You would have to test to see of any of those recommendation make a difference, results will depend on the network and the gear connected to it. However, just because you have high bandwidth doesn't mean you have low latency and WiFi in general isn't as good as wired connection when it comes to latency. WiFi tends to be a bit more 'bursty' in its communication. NDI wants a smooth flow of communication.

Another possible solution is to look at a PowerLine adapters instead of WiFi. I got one of these at home because of similar issues you are describing above. I had a WiFi bridge to connect my NewTek demo equipment which happens to be in my basement to the WiFi access point upstairs. While this worked, I had poor results. I ended up putting in two 2000mbit/s PowerLine units and the performance and latency were highly improved. If you go this route, get the fastest PowerLine units available, in my case the units are rated for 2000mbit/s communication speed, but real world performance is about 250mbits/s. From what I've read, PowerLine performance can vary a lot depending the wiring in your building, and I've never read of anyone getting close to the advertised speed, by going with the highest performance you can still have something usable for NDI. It is my understanding that the more PowerLine adapters you have the more the bandwidth is divided up between them, so try to keep it to a minimum number of units, put a switch behind them if you need to connect multiple systems.

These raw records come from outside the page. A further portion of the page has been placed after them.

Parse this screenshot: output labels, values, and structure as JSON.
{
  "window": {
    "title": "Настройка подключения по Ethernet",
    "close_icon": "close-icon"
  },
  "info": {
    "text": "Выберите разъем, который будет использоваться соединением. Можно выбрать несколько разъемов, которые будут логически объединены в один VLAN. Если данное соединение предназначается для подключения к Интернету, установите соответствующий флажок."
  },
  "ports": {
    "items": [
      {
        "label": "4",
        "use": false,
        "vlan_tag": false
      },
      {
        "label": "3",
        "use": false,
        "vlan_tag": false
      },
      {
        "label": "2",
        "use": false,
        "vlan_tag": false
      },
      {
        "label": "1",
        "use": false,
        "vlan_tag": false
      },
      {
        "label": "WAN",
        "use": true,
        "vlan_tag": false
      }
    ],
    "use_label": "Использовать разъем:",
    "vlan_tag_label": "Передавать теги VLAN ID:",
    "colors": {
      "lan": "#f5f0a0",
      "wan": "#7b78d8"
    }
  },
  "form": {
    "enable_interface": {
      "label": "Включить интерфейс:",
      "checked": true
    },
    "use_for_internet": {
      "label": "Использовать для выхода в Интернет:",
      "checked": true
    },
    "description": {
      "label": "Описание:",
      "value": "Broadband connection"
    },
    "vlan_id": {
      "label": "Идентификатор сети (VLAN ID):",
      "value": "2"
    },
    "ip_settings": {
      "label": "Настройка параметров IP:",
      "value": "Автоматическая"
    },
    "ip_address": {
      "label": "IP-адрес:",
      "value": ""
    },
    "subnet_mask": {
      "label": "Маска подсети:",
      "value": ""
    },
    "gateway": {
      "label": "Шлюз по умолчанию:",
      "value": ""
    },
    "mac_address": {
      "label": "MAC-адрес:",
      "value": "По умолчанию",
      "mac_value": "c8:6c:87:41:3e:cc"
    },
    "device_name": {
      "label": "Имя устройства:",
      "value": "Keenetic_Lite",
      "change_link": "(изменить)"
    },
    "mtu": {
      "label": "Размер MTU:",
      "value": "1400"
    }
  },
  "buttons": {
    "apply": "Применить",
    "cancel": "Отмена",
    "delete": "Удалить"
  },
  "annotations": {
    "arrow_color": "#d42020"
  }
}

It is possible the upcoming NDI 3 might help. One of the new features is multicast, which could allow a signal stream to be sent out to multiple clients. However multicast can require some specific settings in you network gear and if you are using residential class devices, they might not be able to take advantage of this.

Lastly, if you size NDI Monitor to a small window size, it will run in low bandwidth mode and the new NDI Studio Monitor application that will be coming out soon will have a low bandwidth selection.

The final thing to mention is do you really need NDI for this? NDI is meant as a production format and it sounds like you are trying to use it more as a distribution format. While this can work to a point, I think your workflow is pushing it beyond that. A product designed for this like the NewTek MediaDS could produce the streams and allow you to access them in your building using many WiFi clients without issue.

Thanks so much for the constructive reply Kane.

Most network attached gear is 40MHz, but some is 20MHz. I have some really nice Ubiquiti WiFi Routers that support both. But have not seen a difference between the two for this testing. And yes, WPA2 everywhere. And I am no fan of powerline adapters. Last time I tried them I was getting 5-10Mbps!! Ethernet cable is so cheap - if we have to, we will run it.

When I talk multiple end points, I don't mean they are all running NDI Monitor at the same time. I am only testing one at a time. But have multiple to test different configurations and distances from router.

I did think about latency. Running Ping Tests I see mostly <1ms responses with the occasional 1ms and 2ms responses. So I assumed we were not having latency issues.

I do know about the resizing of the window for for low bandwidth mode. But I do need to display full screen in low bandwidth mode, something that just cannot be done with the current release of NDI Monitor for Windows platform. I am really looking forward to your NDI Studio Monitor application you referred to. Need a beta tester??

And yes, you are totally correct. We are using it for distribution, but only to 2 end points. It is more for monitoring (green room) in a very small livestream environment (with an even smaller budget). So a product like the NewTek MediaDS (as great as it is) just does not fit within this clients budget (sorry). I thought doing it this way would be a quick, easy and cheap solution given the low requirements. So thanks for you input, I greatly appreciate it.